Hipopotamların(su aygırlarının) derilerindeki bezlerden salgılanan pembe bir sıvı, onları güneş yanıklarından korumaya yarar. Derinin altında, su aygırının vücudunun soğuk suyun altında bile sıcak kalmasını sağlayacak 5 cm. kalınlığında bir yağ tabakası bulunmaktadır.
su aygırlarını göstererek;
- peki bunlarla ilgili özel bir şey var mı ?
- bildiğim yalnızca ağızlarından gaz çıkarttıkları. çok fazla öpüşmediklerine eminim. !
(val kilmer'la adını bilmediğim bir oyuncu arasında geçen bir diyalog. the ghost and the darkness filminden)
her sene özellikle afrika'da kedigillerden bile daha çok insan öldüren hayvandır. Barışçıl değildir. kendileri-bölgeleri-yavruları tehlikede ise, ya da böyle sanıyorlarsa düşünmeden saldırırlar.
3 ton ağırlığındadırlar. karada da oldukça hızlı koşabilirler. derileri o kadar kalındır ki hemen hemen hiçbir hayvan tarafından avlanamazlar.
ağızlarını 150 derece kadar açabilirler, dişleri kurşunlara karşı koyacak kadar sağlamdır. o kadar kuvvetli ısırırlar ki 5 metrelik timsahları ikiye böldükleri kayıtlara geçmiştir.
o cüsseyle saaatte 56 kilometre ile koşabilen hayvan.ayrıca derilerinin antibiyotik özelliği bulunmaktadır o boklu derelerde bile yaralar çok zor enfeksiyon kapar.
ormanlar kralı aslan bile tahtından edecek kadar güçlü ve cüsseli bir hayvandır. diş saysı az olmasına ramen iddia edildiği gibi bir timsahı ya da aslanı ortadan ikiye bölecek kadar güçlü bir çene yapısına sahiptir. hatta yaşam alanlarına tecavüz eden insanları bile öldürdükleri olmuştur.
Yaklaşık 30-40 yıl kadar yaşarlar. Yaşamını suda geçirmesine rağmen iyi yüzemez. Suyun altında burun deliklerini kapatır ve genellikle yüzmek yerine yürümeyi tercih eder. Geceleri karaya çıkarak otlarla beslenir. Arka dişleri neredeyse bir beyzbol sopası kadar kalın ve uzundur. Bu büyük dişler 68 cm uzunluğunda ve 8 cm kalınlığında olabilir. Dişin büyük bir bölümü diş etinin altında yer alır.

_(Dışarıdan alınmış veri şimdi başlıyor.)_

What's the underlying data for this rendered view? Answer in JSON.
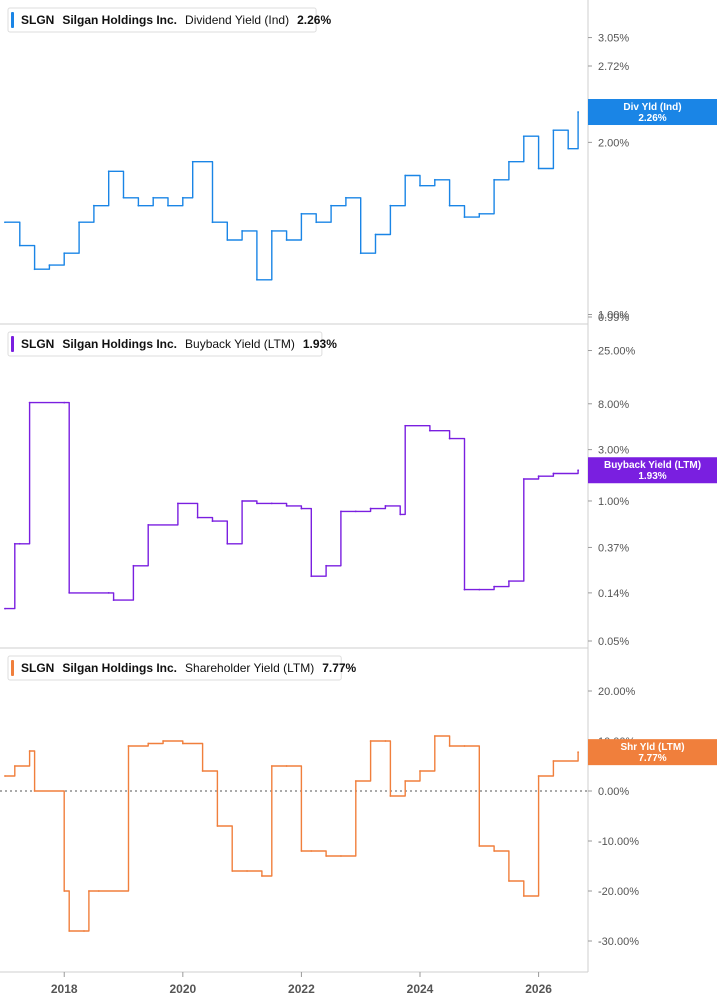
{
  "chart_data": [
    {
      "type": "line",
      "ticker": "SLGN",
      "company": "Silgan Holdings Inc.",
      "metric": "Dividend Yield (Ind)",
      "current_value": "2.26%",
      "tag_label": "Div Yld (Ind)",
      "tag_value": "2.26%",
      "color": "#1a85e6",
      "scale": "log",
      "ylim": [
        0.99,
        3.3
      ],
      "yticks": [
        "3.05%",
        "2.72%",
        "2.00%",
        "1.00%",
        "0.99%"
      ],
      "ytick_values": [
        3.05,
        2.72,
        2.0,
        1.0,
        0.99
      ],
      "x": [
        "2017-01",
        "2017-04",
        "2017-07",
        "2017-10",
        "2018-01",
        "2018-04",
        "2018-07",
        "2018-10",
        "2019-01",
        "2019-04",
        "2019-07",
        "2019-10",
        "2020-01",
        "2020-03",
        "2020-07",
        "2020-10",
        "2021-01",
        "2021-04",
        "2021-07",
        "2021-10",
        "2022-01",
        "2022-04",
        "2022-07",
        "2022-10",
        "2023-01",
        "2023-04",
        "2023-07",
        "2023-10",
        "2024-01",
        "2024-04",
        "2024-07",
        "2024-10",
        "2025-01",
        "2025-04",
        "2025-07",
        "2025-10",
        "2026-01",
        "2026-04",
        "2026-07",
        "2026-09"
      ],
      "values": [
        1.45,
        1.32,
        1.2,
        1.22,
        1.28,
        1.45,
        1.55,
        1.78,
        1.6,
        1.55,
        1.6,
        1.55,
        1.6,
        1.85,
        1.45,
        1.35,
        1.4,
        1.15,
        1.4,
        1.35,
        1.5,
        1.45,
        1.55,
        1.6,
        1.28,
        1.38,
        1.55,
        1.75,
        1.68,
        1.72,
        1.55,
        1.48,
        1.5,
        1.72,
        1.85,
        2.05,
        1.8,
        2.1,
        1.95,
        2.26
      ]
    },
    {
      "type": "line",
      "ticker": "SLGN",
      "company": "Silgan Holdings Inc.",
      "metric": "Buyback Yield (LTM)",
      "current_value": "1.93%",
      "tag_label": "Buyback Yield (LTM)",
      "tag_value": "1.93%",
      "color": "#7a1fe0",
      "scale": "log",
      "ylim": [
        0.05,
        30
      ],
      "yticks": [
        "25.00%",
        "8.00%",
        "3.00%",
        "1.00%",
        "0.37%",
        "0.14%",
        "0.05%"
      ],
      "ytick_values": [
        25,
        8,
        3,
        1,
        0.37,
        0.14,
        0.05
      ],
      "x": [
        "2017-01",
        "2017-03",
        "2017-04",
        "2017-06",
        "2018-01",
        "2018-02",
        "2018-10",
        "2018-11",
        "2019-03",
        "2019-06",
        "2019-12",
        "2020-04",
        "2020-07",
        "2020-10",
        "2021-01",
        "2021-04",
        "2021-07",
        "2021-10",
        "2022-01",
        "2022-03",
        "2022-06",
        "2022-09",
        "2022-12",
        "2023-03",
        "2023-06",
        "2023-09",
        "2023-10",
        "2024-03",
        "2024-07",
        "2024-10",
        "2025-01",
        "2025-04",
        "2025-07",
        "2025-10",
        "2026-01",
        "2026-04",
        "2026-09"
      ],
      "values": [
        0.1,
        0.4,
        0.4,
        8.2,
        8.2,
        0.14,
        0.14,
        0.12,
        0.25,
        0.6,
        0.95,
        0.7,
        0.65,
        0.4,
        1.0,
        0.95,
        0.95,
        0.9,
        0.85,
        0.2,
        0.25,
        0.8,
        0.8,
        0.85,
        0.9,
        0.75,
        5.0,
        4.5,
        3.8,
        0.15,
        0.15,
        0.16,
        0.18,
        1.6,
        1.7,
        1.8,
        1.93
      ]
    },
    {
      "type": "line",
      "ticker": "SLGN",
      "company": "Silgan Holdings Inc.",
      "metric": "Shareholder Yield (LTM)",
      "current_value": "7.77%",
      "tag_label": "Shr Yld (LTM)",
      "tag_value": "7.77%",
      "color": "#f07f3c",
      "scale": "linear",
      "ylim": [
        -35,
        25
      ],
      "yticks": [
        "20.00%",
        "10.00%",
        "0.00%",
        "-10.00%",
        "-20.00%",
        "-30.00%"
      ],
      "ytick_values": [
        20,
        10,
        0,
        -10,
        -20,
        -30
      ],
      "zero_line": true,
      "x": [
        "2017-01",
        "2017-03",
        "2017-06",
        "2017-07",
        "2018-01",
        "2018-02",
        "2018-05",
        "2018-06",
        "2018-08",
        "2019-02",
        "2019-06",
        "2019-09",
        "2020-01",
        "2020-05",
        "2020-08",
        "2020-11",
        "2021-02",
        "2021-05",
        "2021-07",
        "2021-10",
        "2022-01",
        "2022-03",
        "2022-06",
        "2022-09",
        "2022-12",
        "2023-03",
        "2023-06",
        "2023-07",
        "2023-10",
        "2024-01",
        "2024-04",
        "2024-07",
        "2024-10",
        "2025-01",
        "2025-04",
        "2025-07",
        "2025-10",
        "2026-01",
        "2026-04",
        "2026-09"
      ],
      "values": [
        3,
        5,
        8,
        0,
        -20,
        -28,
        -28,
        -20,
        -20,
        9,
        9.5,
        10,
        9.5,
        4,
        -7,
        -16,
        -16,
        -17,
        5,
        5,
        -12,
        -12,
        -13,
        -13,
        2,
        10,
        10,
        -1,
        2,
        4,
        11,
        9,
        9,
        -11,
        -12,
        -18,
        -21,
        3,
        6,
        7.77
      ]
    }
  ],
  "x_axis": {
    "labels": [
      "2018",
      "2020",
      "2022",
      "2024",
      "2026"
    ],
    "label_dates": [
      "2018-01",
      "2020-01",
      "2022-01",
      "2024-01",
      "2026-01"
    ],
    "start": "2016-12",
    "end": "2026-11"
  }
}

en sert deriye sahip hayvanlardan biridir. aslan'a bile oyle kolay kolay yem olmaz. ayrica yaz aylarinda derisinin rengi onu gunes isinlarindan korumak icin pembeye doner. genelde 15 kisilik gruplar halinde dolasirlar.
--spoiler--
Hakim suçluya sorar:
- Bu adamı niçin dövdün?
- Bana su aygırı dedi efendim.
- Ne zaman?
- Tam bir yıl önce.
- Ama sen onu yeni dövmüşsün!
- Ben hiç su aygırı görmemiştim, geçen gün gördüm de!
--spoiler--
Bu koca hayvan bütün gününü, ekvator Afrikasının nehir veya göl sularında tembel tembel yüzmekle geçirir.

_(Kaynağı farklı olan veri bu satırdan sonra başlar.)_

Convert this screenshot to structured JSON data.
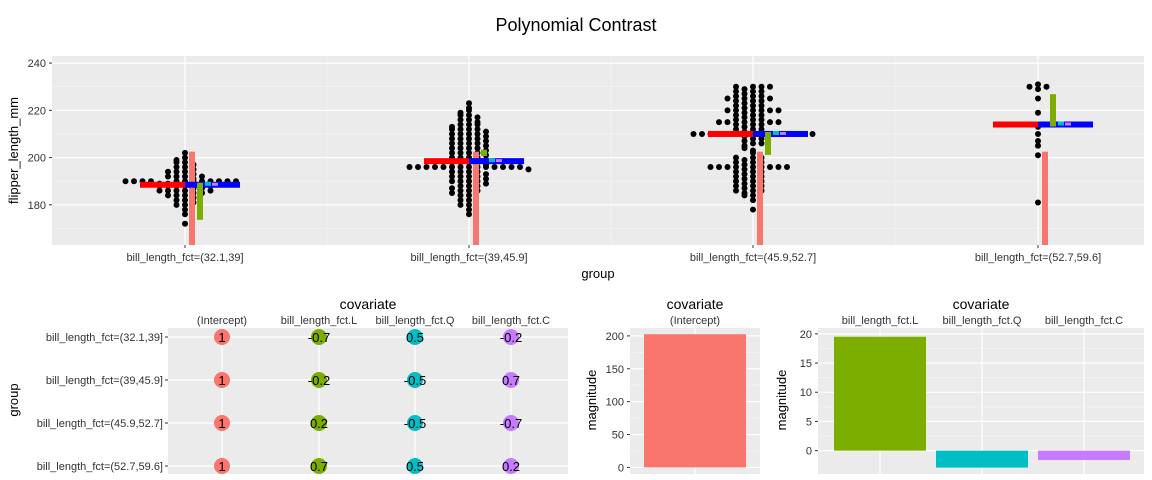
{
  "chart_data": [
    {
      "type": "scatter",
      "title": "Polynomial Contrast",
      "xlabel": "group",
      "ylabel": "flipper_length_mm",
      "ylim": [
        163,
        243
      ],
      "yticks": [
        180,
        200,
        220,
        240
      ],
      "categories": [
        "bill_length_fct=(32.1,39]",
        "bill_length_fct=(39,45.9]",
        "bill_length_fct=(45.9,52.7]",
        "bill_length_fct=(52.7,59.6]"
      ],
      "group_means": [
        188.5,
        198.5,
        210,
        214
      ],
      "intercept": 202.5,
      "contrast_colors": {
        "intercept": "#F8766D",
        "L": "#7CAE00",
        "Q": "#00BFC4",
        "C": "#C77CFF",
        "mean": "#FF0000",
        "fit": "#0000FF"
      },
      "points": [
        [
          190,
          180,
          178,
          176,
          172,
          182,
          184,
          186,
          188,
          190,
          192,
          194,
          196,
          198,
          200,
          202,
          180,
          182,
          184,
          186,
          188,
          190,
          192,
          194,
          196,
          198,
          181,
          183,
          185,
          187,
          189,
          191,
          193,
          195,
          197,
          199,
          186,
          188,
          190,
          185,
          187,
          189,
          184,
          186,
          188,
          190,
          192,
          194,
          186,
          188,
          190,
          192,
          190,
          190,
          190,
          190,
          190,
          190
        ],
        [
          176,
          178,
          180,
          182,
          184,
          186,
          188,
          190,
          192,
          194,
          196,
          198,
          200,
          202,
          204,
          206,
          208,
          210,
          212,
          214,
          216,
          218,
          220,
          223,
          180,
          182,
          184,
          186,
          188,
          190,
          192,
          194,
          196,
          198,
          200,
          202,
          204,
          206,
          208,
          210,
          212,
          214,
          216,
          218,
          186,
          188,
          190,
          192,
          194,
          196,
          198,
          200,
          202,
          204,
          206,
          208,
          210,
          212,
          214,
          190,
          192,
          194,
          196,
          198,
          200,
          202,
          204,
          206,
          208,
          210,
          212,
          196,
          196,
          196,
          196,
          196,
          196,
          196,
          196,
          196,
          196,
          185,
          187,
          189,
          191,
          193,
          195,
          197,
          199,
          201,
          203,
          205,
          207,
          209,
          211,
          213,
          215,
          217,
          219,
          221
        ],
        [
          178,
          182,
          184,
          186,
          188,
          190,
          192,
          194,
          196,
          198,
          200,
          202,
          206,
          208,
          210,
          212,
          214,
          216,
          218,
          220,
          222,
          224,
          226,
          228,
          230,
          185,
          187,
          189,
          191,
          193,
          195,
          197,
          199,
          203,
          205,
          207,
          209,
          211,
          213,
          215,
          217,
          219,
          221,
          223,
          225,
          227,
          229,
          186,
          188,
          190,
          192,
          194,
          196,
          198,
          200,
          204,
          206,
          208,
          210,
          212,
          214,
          216,
          218,
          220,
          222,
          224,
          226,
          228,
          230,
          184,
          186,
          188,
          190,
          192,
          194,
          196,
          198,
          200,
          210,
          212,
          214,
          216,
          218,
          220,
          222,
          224,
          226,
          228,
          210,
          210,
          210,
          210,
          210,
          210,
          210,
          210,
          210,
          210,
          196,
          196,
          196,
          196,
          196,
          196,
          210,
          215,
          215,
          215,
          215,
          220,
          220,
          220,
          225,
          225,
          230,
          230
        ],
        [
          181,
          201,
          205,
          207,
          210,
          213,
          219,
          225,
          229,
          230,
          230,
          231
        ]
      ]
    },
    {
      "type": "heatmap",
      "xlabel": "covariate",
      "ylabel": "group",
      "columns": [
        "(Intercept)",
        "bill_length_fct.L",
        "bill_length_fct.Q",
        "bill_length_fct.C"
      ],
      "rows": [
        "bill_length_fct=(32.1,39]",
        "bill_length_fct=(39,45.9]",
        "bill_length_fct=(45.9,52.7]",
        "bill_length_fct=(52.7,59.6]"
      ],
      "values": [
        [
          "1",
          "-0.7",
          "0.5",
          "-0.2"
        ],
        [
          "1",
          "-0.2",
          "-0.5",
          "0.7"
        ],
        [
          "1",
          "0.2",
          "-0.5",
          "-0.7"
        ],
        [
          "1",
          "0.7",
          "0.5",
          "0.2"
        ]
      ]
    },
    {
      "type": "bar",
      "xlabel": "covariate",
      "ylabel": "magnitude",
      "categories": [
        "(Intercept)"
      ],
      "values": [
        202.5
      ],
      "ylim": [
        -10,
        212
      ],
      "yticks": [
        0,
        50,
        100,
        150,
        200
      ]
    },
    {
      "type": "bar",
      "xlabel": "covariate",
      "ylabel": "magnitude",
      "categories": [
        "bill_length_fct.L",
        "bill_length_fct.Q",
        "bill_length_fct.C"
      ],
      "values": [
        19.5,
        -2.9,
        -1.6
      ],
      "ylim": [
        -4,
        21
      ],
      "yticks": [
        0,
        5,
        10,
        15,
        20
      ]
    }
  ]
}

Kendini suyun kaldırma kuvvetine bıraktığı için, üç veya dört tonluk bir et, kemik ve yağ yığını olan vücudunu taşıması daha kolay olur.
Eski Yunanlılar bu hayvana, -nehir atı- anlamına gelen -hippospotamos- adını vermişlerdir. Aslında, attan çok, dört veya beş metre uzunluğunda bir domuza benzer. Bacakları çok kısadır. Bütün gövdesi yağla kaplı olduğundan suda çok rahat yüzer ve yalnız burun delikleri, küçük yuvarlak gözleri ve kulakları suyun üstünde kalır. Böylece ekvatorun kavurucu güneşine daha kolay dayanabilir.

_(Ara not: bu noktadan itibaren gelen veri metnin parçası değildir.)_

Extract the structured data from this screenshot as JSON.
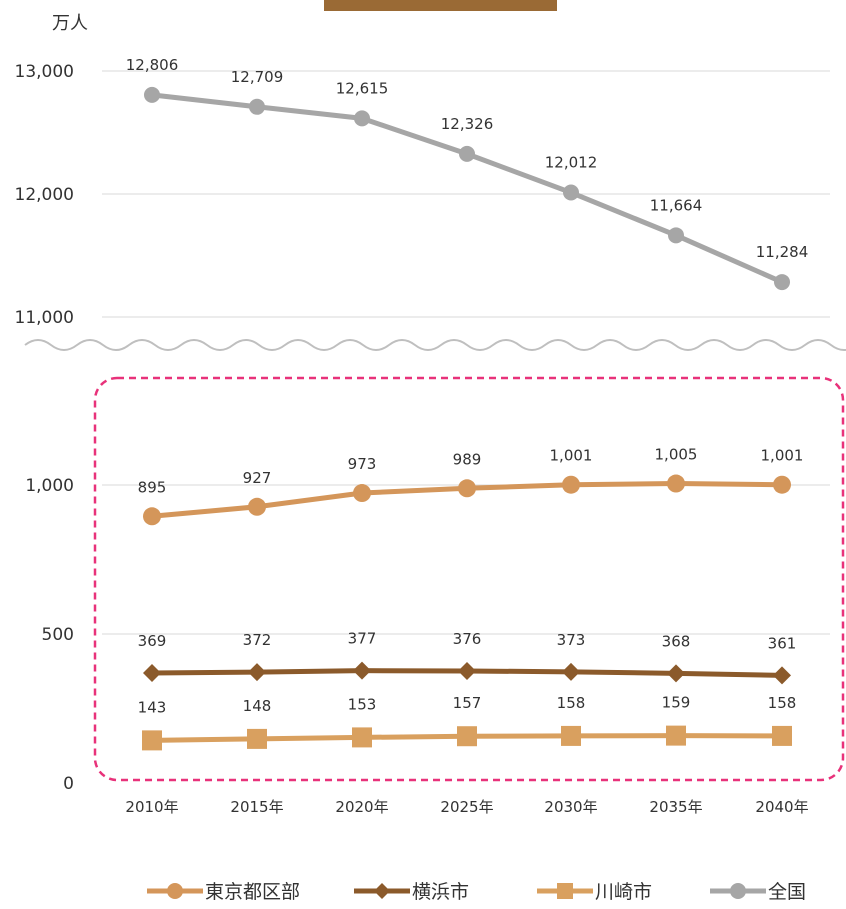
{
  "unit_label": "万人",
  "chart_data": {
    "type": "line",
    "categories": [
      "2010年",
      "2015年",
      "2020年",
      "2025年",
      "2030年",
      "2035年",
      "2040年"
    ],
    "upper_panel": {
      "yticks": [
        "13,000",
        "12,000",
        "11,000"
      ],
      "ylim": [
        11000,
        13000
      ],
      "series": [
        {
          "name": "全国",
          "color": "#a6a6a6",
          "marker": "circle",
          "values": [
            12806,
            12709,
            12615,
            12326,
            12012,
            11664,
            11284
          ],
          "labels": [
            "12,806",
            "12,709",
            "12,615",
            "12,326",
            "12,012",
            "11,664",
            "11,284"
          ]
        }
      ]
    },
    "lower_panel": {
      "yticks": [
        "1,000",
        "500",
        "0"
      ],
      "ylim": [
        0,
        1000
      ],
      "series": [
        {
          "name": "東京都区部",
          "color": "#d4965a",
          "marker": "circle",
          "values": [
            895,
            927,
            973,
            989,
            1001,
            1005,
            1001
          ],
          "labels": [
            "895",
            "927",
            "973",
            "989",
            "1,001",
            "1,005",
            "1,001"
          ]
        },
        {
          "name": "横浜市",
          "color": "#8b5a2b",
          "marker": "diamond",
          "values": [
            369,
            372,
            377,
            376,
            373,
            368,
            361
          ],
          "labels": [
            "369",
            "372",
            "377",
            "376",
            "373",
            "368",
            "361"
          ]
        },
        {
          "name": "川崎市",
          "color": "#d9a05f",
          "marker": "square",
          "values": [
            143,
            148,
            153,
            157,
            158,
            159,
            158
          ],
          "labels": [
            "143",
            "148",
            "153",
            "157",
            "158",
            "159",
            "158"
          ]
        }
      ]
    },
    "legend_position": "bottom",
    "axis_break": true,
    "highlight_box_color": "#e8327a",
    "grid": true
  }
}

En ilgi çekici yanı, suyun altında nefes almadan uzun süre kalabilmesidir. Bütün besini nehir veya göl kenarında yetişen otlar, sazlar ve bitki kökleridir. iri köpekdişlerinden her biri birkaç kilo gelir ve üzerlerindeki fildişi tabakası çok değerli sayılır. Su aygırı çok sık esner; bazen o koca ağzını açınca hayvanın dişleri arasında kalmış bitki artıklarını toplamak için küçük kuşların gelip korkusuzca ağzına girdikleri görülür.